TORRENS, G., 2000. The implementation of a user-centred design approach by student industrial designers when designing for elderly and disabled people. The Design Journal, 3 (1), pp. 15 - 30
This paper describes the introduction of a new module to an undergraduate degree programme for industrial designers in the Department of Design and Technology at Loughborough University. The implementation of the module and its subsequent outcomes will be related to the changing professional needs of graduating industrial designers.

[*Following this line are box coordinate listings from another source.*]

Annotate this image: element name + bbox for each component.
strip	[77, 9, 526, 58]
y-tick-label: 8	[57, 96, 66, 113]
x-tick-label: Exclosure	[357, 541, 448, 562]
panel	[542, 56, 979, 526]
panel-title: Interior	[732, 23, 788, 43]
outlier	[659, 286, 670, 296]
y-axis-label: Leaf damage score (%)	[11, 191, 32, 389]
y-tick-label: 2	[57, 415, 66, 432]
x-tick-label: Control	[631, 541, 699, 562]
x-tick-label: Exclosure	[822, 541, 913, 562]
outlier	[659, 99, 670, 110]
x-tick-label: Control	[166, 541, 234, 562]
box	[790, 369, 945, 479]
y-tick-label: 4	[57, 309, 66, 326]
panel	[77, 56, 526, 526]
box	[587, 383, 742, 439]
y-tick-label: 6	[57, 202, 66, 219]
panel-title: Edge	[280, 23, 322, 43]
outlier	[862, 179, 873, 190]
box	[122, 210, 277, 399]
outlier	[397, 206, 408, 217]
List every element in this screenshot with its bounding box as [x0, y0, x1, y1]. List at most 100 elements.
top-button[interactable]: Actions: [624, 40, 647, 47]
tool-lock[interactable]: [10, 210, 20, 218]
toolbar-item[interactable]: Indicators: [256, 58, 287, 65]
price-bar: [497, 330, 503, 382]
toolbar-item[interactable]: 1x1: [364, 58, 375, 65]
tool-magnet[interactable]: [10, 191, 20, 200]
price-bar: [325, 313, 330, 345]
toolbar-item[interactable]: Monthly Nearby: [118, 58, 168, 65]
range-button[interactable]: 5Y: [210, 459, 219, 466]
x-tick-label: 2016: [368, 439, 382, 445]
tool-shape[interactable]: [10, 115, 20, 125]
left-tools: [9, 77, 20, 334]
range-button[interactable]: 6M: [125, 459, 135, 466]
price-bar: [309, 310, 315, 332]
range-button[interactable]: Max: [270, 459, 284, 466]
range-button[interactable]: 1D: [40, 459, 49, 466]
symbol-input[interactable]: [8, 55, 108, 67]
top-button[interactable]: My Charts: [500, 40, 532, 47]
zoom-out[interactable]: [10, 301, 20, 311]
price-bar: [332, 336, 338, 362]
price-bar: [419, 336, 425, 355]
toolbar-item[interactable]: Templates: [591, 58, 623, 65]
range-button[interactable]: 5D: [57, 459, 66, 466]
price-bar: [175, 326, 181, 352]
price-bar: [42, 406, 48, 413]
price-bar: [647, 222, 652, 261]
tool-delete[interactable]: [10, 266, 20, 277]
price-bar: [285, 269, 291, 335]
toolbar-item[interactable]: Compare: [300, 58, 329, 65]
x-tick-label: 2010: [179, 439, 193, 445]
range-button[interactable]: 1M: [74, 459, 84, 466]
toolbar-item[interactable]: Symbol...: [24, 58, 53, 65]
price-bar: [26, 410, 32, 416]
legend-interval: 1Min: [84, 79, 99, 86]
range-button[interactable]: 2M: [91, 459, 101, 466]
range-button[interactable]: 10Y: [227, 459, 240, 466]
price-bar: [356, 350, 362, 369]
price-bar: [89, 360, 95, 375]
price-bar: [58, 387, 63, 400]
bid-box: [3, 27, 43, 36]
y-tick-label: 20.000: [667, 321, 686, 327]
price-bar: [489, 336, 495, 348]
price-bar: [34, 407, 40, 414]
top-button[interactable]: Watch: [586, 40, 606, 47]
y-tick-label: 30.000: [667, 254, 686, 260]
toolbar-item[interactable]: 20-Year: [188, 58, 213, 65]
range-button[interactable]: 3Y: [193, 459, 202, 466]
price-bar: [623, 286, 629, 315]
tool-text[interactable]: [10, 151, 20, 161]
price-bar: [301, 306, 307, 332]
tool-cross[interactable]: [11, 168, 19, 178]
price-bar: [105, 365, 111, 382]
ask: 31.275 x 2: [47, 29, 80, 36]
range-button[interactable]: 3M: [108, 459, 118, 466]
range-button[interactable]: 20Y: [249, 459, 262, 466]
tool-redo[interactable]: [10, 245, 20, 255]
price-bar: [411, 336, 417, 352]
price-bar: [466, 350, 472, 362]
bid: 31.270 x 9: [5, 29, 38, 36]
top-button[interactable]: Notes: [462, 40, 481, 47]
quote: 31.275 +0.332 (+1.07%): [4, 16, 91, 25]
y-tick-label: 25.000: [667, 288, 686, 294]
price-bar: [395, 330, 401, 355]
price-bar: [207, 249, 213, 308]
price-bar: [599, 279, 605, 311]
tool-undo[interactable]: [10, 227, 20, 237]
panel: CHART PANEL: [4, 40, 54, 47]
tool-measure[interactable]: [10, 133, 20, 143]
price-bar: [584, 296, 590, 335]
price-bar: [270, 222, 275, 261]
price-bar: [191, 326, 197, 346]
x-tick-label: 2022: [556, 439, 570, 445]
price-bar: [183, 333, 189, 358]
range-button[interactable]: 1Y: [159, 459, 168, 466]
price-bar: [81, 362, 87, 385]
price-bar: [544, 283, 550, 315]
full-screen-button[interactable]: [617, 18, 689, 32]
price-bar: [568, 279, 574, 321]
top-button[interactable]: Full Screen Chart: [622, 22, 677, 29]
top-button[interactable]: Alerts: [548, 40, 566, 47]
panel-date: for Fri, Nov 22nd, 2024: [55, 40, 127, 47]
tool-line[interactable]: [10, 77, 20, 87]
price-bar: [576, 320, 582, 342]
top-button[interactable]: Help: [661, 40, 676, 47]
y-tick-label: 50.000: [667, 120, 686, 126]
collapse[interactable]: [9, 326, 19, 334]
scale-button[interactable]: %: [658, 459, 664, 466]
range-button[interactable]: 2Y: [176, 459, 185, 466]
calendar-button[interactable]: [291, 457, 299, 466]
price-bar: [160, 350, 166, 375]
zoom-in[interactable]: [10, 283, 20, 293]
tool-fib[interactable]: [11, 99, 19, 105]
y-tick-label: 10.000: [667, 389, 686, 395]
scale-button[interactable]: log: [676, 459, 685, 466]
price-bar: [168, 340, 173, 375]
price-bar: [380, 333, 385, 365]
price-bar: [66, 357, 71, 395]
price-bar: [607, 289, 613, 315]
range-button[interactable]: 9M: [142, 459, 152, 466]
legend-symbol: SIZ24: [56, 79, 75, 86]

The aim of the module is to enable students to practise the use of data collection techniques that provide evidence for their design decision-making. It is also to emphasize the industrial designer's role in the development of the desirability of a product within a given social group, The objectives of the module are to: raise the awareness of industrial design students to the demographic shift towards older consumers and the needs of disabled people; introduce them to more rigorous methods of user assessment; gain an empathy with users outside their personal experience; and provide students with an opportunity to apply their skills and knowledge in the field of user assessment. A research task enabled students to achieve the set objectives in collaboration with local community groups and individual elderly and disabled volunteers.
The issues raised within this paper are also of relevance to practising industrial designers who wish to work in the field of Rehabilitation Technology/Assistive Technology (RT/AT) product development, or enhance their knowledge of user-centred design. The paper provides the international industrial design community with an introduction to the support infrastructure in the United Kingdom for the social groups involved in this work.